Figure 8 depicts (a) temperature profiles at different axial positions and (b) the distribution of the Stanton number along the axial direction at the heated lower wall behind the expansion. Thereby, the Stanton number is defined as \(St=q_w/(U_\infty \rho c_p(T-T_w))\), where \(U_\infty\) is the freestream velocity, \(c_p\) the specific heat capacity of the fluid, \(\rho\) the fluid density and \(T_w\) the wall temperature.

Fig. 13
figure 13

Temperature profiles at different axial positions (a) and Stanton number at the heated wall as a function of axial position (b). ( ): anisotropic heat flux model; ( ): isotropic heat flux model with \(\mathrm{Pr}_{sgs}=0.7\); : experimental data of Vogel and Eaton (1985)

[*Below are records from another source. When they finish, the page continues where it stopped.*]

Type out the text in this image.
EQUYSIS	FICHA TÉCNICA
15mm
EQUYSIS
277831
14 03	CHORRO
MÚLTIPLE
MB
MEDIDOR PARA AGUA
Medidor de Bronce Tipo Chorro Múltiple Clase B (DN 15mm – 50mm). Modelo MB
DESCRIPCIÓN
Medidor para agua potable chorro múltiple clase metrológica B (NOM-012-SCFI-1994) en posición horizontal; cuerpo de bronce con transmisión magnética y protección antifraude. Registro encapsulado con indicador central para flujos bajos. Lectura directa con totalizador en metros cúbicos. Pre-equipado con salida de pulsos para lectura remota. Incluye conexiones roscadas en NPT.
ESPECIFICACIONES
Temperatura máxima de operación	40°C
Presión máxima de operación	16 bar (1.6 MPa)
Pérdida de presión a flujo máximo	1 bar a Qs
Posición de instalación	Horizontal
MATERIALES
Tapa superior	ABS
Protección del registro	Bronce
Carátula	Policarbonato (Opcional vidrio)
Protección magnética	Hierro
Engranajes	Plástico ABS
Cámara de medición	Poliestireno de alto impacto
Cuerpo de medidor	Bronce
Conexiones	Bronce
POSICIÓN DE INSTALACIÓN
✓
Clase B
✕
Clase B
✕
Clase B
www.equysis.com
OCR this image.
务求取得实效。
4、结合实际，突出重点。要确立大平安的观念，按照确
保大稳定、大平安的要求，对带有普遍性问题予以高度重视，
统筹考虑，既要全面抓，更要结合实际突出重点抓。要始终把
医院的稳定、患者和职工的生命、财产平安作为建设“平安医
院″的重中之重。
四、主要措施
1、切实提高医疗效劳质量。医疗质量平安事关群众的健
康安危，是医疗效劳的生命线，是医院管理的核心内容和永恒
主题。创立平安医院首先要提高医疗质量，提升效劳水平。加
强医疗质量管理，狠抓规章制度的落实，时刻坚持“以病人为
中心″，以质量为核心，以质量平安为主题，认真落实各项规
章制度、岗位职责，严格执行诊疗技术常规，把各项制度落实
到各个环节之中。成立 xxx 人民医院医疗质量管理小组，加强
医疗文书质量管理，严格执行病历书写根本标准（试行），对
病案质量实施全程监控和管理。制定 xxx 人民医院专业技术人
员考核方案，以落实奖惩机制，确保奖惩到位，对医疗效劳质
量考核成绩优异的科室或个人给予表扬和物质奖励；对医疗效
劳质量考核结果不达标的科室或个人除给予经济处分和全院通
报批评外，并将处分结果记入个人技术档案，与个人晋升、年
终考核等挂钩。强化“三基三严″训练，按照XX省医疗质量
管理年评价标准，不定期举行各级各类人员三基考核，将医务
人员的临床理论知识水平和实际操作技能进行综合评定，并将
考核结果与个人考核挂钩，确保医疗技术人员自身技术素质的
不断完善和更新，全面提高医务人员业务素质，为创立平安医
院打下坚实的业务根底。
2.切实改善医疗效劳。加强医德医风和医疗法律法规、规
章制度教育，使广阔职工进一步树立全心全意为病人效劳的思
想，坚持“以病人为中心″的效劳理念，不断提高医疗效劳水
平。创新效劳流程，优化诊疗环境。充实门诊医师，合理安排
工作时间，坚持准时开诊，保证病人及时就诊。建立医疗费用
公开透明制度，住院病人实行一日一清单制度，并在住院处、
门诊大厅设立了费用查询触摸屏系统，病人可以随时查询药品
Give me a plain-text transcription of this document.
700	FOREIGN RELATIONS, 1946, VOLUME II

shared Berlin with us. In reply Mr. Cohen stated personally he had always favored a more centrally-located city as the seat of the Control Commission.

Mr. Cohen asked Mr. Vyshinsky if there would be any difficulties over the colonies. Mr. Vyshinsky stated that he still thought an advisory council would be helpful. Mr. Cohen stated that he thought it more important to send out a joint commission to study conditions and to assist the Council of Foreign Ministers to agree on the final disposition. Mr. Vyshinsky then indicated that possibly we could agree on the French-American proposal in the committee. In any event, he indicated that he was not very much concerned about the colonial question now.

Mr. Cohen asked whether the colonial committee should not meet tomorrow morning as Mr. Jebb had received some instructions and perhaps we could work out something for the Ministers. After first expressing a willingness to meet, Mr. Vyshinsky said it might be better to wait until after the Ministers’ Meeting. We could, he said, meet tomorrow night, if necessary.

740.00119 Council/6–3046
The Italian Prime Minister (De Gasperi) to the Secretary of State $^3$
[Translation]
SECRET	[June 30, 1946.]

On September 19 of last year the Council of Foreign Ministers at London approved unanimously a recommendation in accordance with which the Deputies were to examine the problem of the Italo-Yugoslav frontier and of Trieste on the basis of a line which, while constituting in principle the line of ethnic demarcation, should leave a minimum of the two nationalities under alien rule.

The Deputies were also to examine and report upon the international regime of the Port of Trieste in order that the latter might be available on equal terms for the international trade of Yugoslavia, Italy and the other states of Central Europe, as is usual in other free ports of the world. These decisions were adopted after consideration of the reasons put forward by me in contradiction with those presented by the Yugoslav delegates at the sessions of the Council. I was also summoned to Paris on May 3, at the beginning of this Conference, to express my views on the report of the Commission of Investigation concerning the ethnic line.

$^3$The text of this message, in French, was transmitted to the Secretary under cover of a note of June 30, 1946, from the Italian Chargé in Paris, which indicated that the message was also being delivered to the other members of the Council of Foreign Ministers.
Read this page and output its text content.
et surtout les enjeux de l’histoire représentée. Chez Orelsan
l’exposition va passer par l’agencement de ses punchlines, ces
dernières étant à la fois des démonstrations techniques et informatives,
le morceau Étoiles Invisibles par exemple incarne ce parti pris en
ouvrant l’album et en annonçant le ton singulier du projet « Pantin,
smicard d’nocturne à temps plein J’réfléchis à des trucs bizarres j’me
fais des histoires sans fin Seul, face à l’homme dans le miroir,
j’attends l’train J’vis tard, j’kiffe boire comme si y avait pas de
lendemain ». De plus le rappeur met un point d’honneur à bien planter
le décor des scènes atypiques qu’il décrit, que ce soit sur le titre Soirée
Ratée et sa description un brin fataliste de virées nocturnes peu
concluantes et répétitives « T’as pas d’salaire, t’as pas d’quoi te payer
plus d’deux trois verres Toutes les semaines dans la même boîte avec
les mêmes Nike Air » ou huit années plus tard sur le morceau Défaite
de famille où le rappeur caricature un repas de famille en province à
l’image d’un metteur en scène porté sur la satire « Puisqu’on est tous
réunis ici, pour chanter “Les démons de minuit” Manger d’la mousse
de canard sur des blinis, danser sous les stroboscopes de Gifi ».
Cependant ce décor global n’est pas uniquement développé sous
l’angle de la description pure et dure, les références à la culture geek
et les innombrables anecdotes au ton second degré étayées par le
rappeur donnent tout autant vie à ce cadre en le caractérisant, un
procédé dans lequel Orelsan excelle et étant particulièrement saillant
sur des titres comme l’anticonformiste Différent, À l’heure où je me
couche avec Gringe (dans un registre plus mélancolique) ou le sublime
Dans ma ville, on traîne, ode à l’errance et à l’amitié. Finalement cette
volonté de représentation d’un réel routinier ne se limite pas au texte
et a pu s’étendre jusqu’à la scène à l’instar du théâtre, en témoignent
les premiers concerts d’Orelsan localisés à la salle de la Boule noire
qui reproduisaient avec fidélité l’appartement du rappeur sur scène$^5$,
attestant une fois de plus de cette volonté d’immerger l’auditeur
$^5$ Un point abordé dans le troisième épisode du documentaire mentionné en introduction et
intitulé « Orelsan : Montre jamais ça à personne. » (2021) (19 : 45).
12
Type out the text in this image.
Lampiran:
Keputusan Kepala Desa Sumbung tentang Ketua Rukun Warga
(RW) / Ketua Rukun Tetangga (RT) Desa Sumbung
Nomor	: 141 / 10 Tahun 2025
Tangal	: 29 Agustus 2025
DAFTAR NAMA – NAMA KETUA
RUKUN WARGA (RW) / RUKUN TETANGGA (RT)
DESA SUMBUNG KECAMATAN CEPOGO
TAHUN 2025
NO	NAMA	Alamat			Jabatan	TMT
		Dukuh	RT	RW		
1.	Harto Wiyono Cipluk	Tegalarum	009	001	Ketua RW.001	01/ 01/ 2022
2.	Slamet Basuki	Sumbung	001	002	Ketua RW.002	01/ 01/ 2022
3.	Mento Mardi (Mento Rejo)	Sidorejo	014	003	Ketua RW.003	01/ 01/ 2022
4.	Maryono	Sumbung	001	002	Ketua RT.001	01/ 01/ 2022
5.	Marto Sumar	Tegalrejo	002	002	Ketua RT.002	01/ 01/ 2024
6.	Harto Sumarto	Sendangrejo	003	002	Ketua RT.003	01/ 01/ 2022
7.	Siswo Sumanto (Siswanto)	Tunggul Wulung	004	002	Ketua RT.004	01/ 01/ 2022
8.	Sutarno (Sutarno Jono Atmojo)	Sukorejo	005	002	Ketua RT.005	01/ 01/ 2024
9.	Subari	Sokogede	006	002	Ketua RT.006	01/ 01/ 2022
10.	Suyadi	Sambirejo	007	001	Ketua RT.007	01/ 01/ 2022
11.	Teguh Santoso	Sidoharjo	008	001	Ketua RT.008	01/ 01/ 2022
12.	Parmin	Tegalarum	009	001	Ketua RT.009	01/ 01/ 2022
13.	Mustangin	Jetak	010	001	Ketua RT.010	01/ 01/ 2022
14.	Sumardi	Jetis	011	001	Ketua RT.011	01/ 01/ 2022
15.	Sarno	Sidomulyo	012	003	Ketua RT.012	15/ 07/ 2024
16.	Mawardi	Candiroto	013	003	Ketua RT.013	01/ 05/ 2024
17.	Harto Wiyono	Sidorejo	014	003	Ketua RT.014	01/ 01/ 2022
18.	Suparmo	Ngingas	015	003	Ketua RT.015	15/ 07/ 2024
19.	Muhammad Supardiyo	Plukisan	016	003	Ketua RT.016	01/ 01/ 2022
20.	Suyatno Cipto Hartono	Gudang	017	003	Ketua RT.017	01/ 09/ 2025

As it can be observed in Fig. 13, there is excellent agreement between LES predictions and the experiment. Mean temperature profiles are very close to the experimental data and peak values in the computed profiles of St compare qualitatively and quantitatively very well with the experiment. This holds true for the anisotropic heat flux model as well as for the isotropic model with \(\mathrm{Pr}_{sgs}=0.7\). A significant improvement in using an anisotropic heat flux model cannot be determined.

5 Conclusion

A novel anisotropic heat flux model for large eddy simulations of complex engineering applications have been proposed and evaluated. The prominent features of the proposed model are that (1) it accounts for variable fluid properties and anisotropic effects in the unresolved temperature scales, (2) no ad-hoc treatments or dynamic procedure are required to obtain the correct near-wall behavior, and (3) the formulation is consistent with the second law of thermodynamics. It is shown in this work that only the proposed anisotropic model from the tested ones is able to predict subgrid-scale heat fluxes in a physically consistent way, while both, the standard and dynamic thermal diffusivity models are unable to reproduce the direction of subgrid-scale heat flux correctly. However, the proposed anisotropic heat flux model has a similar prediction accuracy and computational expense than conventional isotropic models. This was confirmed by comparison with DNS and experimental data from the literature for several test cases that are relevant for internal combustion engines and exhaust gas systems, namely, a turbulent heated channel flow, a strongly heated air flow in a vertical pipe, a turbulent inclined jet impinging on a heated solid surface and a backward facing step flow with heated walls.